Re: Early WIP/PoC for inlining CTEs

From: Tom Lane <tgl(at)sss(dot)pgh(dot)pa(dot)us>
To: Andreas Karlsson <andreas(at)proxel(dot)se>
Cc: David Fetter <david(at)fetter(dot)org>, Thomas Munro <thomas(dot)munro(at)enterprisedb(dot)com>, Andrew Gierth <andrew(at)tao11(dot)riddles(dot)org(dot)uk>, Pg Hackers <pgsql-hackers(at)postgresql(dot)org>
Subject: Re: Early WIP/PoC for inlining CTEs
Date: 2018-11-16 21:15:10
Message-ID: 8810.1542402910@sss.pgh.pa.us
Views: Raw Message | Whole Thread | Download mbox | Resend email
Thread:
Lists: pgsql-hackers

Andreas Karlsson <andreas(at)proxel(dot)se> writes:
> [ inlining-ctes-v5.patch ]

I took a little bit of a look through this. Some thoughts:

* I think it'd be a good idea if we made OFFSET/LIMIT in a CTE be an
alternate way of keeping it from being inlined. As the patch stands,
if that's the behavior you want, you have no way to express it in
a query that will also work in older servers. (I will manfully
resist suggesting that then we don't need the nonstandard syntax
at all ... oops, too late.)

* This is not the idiomatic way to declare an expression tree walker:

+static bool inline_cte_walker(Node *node, void *ctxp)
+{
+ struct inline_cte_walker_ctx *ctx = ctxp;

* I have no faith in the idea that we can skip doing a copyObject on the
inlined subquery, except maybe in the case where we know there's exactly
one reference.

* In "here's where we do the actual substitution", if we're going to
scribble on the RTE rather than make a new one, we must take pains
to zero out the RTE_CTE-specific fields so that the RTE looks the
same as if it had been a RTE_SUBQUERY all along; cf db1071d4e.
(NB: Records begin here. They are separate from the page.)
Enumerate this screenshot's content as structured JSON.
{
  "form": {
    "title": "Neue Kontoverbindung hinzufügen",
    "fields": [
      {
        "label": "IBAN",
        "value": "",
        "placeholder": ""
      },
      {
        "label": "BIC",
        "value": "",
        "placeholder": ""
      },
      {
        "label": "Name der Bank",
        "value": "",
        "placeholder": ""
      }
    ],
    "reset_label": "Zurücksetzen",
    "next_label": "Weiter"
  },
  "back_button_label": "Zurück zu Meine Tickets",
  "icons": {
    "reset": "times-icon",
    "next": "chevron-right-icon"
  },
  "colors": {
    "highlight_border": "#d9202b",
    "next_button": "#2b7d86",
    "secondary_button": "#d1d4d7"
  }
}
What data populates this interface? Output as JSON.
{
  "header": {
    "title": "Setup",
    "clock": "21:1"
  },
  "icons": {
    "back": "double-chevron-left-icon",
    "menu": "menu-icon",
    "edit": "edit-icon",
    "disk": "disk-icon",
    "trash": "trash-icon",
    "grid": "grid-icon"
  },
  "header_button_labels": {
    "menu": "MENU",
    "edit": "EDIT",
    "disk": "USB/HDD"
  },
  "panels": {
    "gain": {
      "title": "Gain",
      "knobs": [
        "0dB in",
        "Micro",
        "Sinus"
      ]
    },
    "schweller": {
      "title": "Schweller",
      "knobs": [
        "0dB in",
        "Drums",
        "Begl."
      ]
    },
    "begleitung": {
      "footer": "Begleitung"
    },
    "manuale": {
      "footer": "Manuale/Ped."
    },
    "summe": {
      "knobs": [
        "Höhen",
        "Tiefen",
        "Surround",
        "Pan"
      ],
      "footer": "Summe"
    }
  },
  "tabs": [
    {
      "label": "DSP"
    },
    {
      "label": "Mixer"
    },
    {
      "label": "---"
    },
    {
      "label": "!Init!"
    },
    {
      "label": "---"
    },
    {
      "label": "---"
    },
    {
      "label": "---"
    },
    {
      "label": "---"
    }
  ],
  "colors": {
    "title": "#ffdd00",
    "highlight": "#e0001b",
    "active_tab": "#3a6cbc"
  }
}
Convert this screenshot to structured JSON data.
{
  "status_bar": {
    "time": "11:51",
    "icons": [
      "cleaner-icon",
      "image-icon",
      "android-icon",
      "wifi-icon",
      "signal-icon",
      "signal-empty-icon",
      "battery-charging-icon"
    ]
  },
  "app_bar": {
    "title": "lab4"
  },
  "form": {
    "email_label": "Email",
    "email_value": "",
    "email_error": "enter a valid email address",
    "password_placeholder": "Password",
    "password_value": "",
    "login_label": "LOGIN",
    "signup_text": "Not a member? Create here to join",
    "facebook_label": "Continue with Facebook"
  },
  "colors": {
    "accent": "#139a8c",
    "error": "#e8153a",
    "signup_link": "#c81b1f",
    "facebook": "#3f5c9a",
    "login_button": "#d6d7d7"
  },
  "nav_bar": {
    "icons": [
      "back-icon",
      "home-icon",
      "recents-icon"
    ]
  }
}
* The lack of comments about what conditions we inline under
(at subselect.c:1318) is distressing. I'm not particularly
in love with the way that inline_cte_walker is commented, either.
And dare I mention that this falsifies the intro comment for
SS_process_ctes?

* Speaking of the comments, I'm not convinced that view rewrite is
a good comparison point; I think this is more like subquery pullup.

* I wonder whether we should make range_table_walker more friendly
to the needs of this patch. The fact that it doesn't work for this usage
suggests that it might not work for others, too. I could see replacing
the QTW_EXAMINE_RTES flag with QTW_EXAMINE_RTES_BEFORE and
QTW_EXAMINE_RTES_AFTER so that callers could say which order of operations
they want (ie, visit RTE itself before or after its substructure). Then
we could get rid of the double traversal of the RTE list.

* I think a large fraction of the regression test cases that this
changes are actually broken by the patch, in the sense that we meant
to test the behavior with a CTE and now we're not getting that.
So we'd need to add MATERIALIZED in many more places than this has
done. Somebody else (Stephen?) would need to opine on whether that's
true for the CTEs in rowsecurity.sql, but it's definitely true for
the one in rowtypes.sql, where the point is to test what happens
with a whole-row Var.

* Which will mean we need some new test cases showing that this patch does
anything. It'd be a good idea to add a test case showing that this gets
things right for conflicting CTE names at different levels, eg

explain verbose
with x as (select 1 as y)
select * from (with x as (select 2 as y) select * from x) ss;

* ruleutils.c needs adjustments for the new syntax, if we keep that.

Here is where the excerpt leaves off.